Re: Right now... life sucks
In a way, I know how you feel- as far as the friends issue goes. 5 years ago when I moved from my hometown, I gradually lost touch with all of my close friends, 2 in particular, and I hated myself for it. I made a few scattered attempts at reforming friendship with the one I was less close with, none of which really worked, and once got a steady flow of email going with the one girl I was closer to than anyone my entire life. She was the one I was most afraid to contact because I was so disgusted with myself for not having the strength or courage to just keep talking to her, something that should have been so easy. Since then, I've had serious trouble starting friendships, let alone holding them for long. My relationships with people have been extremely short-lived, and most ended because I haven't been able to commit to them. However, this past year I found 3 girls I have been able to bond with on a level I didn't think I was capable of anymore. I cannot express my joy at having them with me, as I never thought I would have real, true friends again.

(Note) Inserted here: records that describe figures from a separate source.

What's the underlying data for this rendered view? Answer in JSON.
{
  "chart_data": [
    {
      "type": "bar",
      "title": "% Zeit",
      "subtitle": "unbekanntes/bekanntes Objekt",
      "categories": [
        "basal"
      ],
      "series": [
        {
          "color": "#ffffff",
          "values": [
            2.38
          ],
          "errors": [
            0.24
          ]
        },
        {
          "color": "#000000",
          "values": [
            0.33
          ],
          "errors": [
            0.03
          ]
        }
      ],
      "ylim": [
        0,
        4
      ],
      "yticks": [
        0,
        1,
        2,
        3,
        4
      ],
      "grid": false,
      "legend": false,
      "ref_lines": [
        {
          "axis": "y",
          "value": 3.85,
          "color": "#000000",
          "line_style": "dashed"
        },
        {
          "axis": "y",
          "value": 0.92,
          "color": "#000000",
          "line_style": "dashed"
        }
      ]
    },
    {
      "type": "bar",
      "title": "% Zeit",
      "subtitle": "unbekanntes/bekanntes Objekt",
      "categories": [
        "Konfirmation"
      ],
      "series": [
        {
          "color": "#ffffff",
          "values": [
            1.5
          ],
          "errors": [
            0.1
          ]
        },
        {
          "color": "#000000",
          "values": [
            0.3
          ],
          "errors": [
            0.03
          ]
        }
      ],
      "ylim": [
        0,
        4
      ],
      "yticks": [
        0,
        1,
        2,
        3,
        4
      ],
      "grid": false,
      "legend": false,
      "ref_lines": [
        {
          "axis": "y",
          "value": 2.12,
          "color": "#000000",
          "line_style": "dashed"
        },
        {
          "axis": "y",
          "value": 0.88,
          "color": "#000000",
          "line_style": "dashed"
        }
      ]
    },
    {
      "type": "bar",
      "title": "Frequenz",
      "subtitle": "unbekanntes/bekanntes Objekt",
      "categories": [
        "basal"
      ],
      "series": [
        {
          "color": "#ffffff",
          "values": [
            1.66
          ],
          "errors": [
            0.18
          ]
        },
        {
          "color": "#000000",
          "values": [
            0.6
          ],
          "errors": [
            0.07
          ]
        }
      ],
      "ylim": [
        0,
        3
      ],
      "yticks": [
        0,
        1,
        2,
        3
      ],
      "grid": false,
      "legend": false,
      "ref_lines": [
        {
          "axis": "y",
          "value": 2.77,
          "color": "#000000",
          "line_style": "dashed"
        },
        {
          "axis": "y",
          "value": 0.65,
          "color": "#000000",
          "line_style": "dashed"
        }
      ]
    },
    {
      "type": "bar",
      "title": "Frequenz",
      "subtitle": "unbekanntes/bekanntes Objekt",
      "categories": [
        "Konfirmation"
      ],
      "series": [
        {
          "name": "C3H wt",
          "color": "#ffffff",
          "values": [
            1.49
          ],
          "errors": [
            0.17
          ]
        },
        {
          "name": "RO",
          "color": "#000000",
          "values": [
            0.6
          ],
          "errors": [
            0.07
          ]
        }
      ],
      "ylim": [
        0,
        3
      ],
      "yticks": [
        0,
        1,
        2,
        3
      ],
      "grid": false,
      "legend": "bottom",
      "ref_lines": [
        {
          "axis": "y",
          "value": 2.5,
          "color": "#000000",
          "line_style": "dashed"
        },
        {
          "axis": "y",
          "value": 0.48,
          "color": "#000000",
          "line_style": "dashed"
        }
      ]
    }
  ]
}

My point is this: don't give up hope. I know, I know, it's much easier said than done, especially from the outside, and I know right now you feel like nothing will ever be right in the world and there's nothing worth living for [well...that's how I felt...] All I can say is I do believe things will get better- for you, me, everyone. Just keep hoping and look to the future, believing that this world that you're forced to endure in the present isn't the one you are fated to live in forever.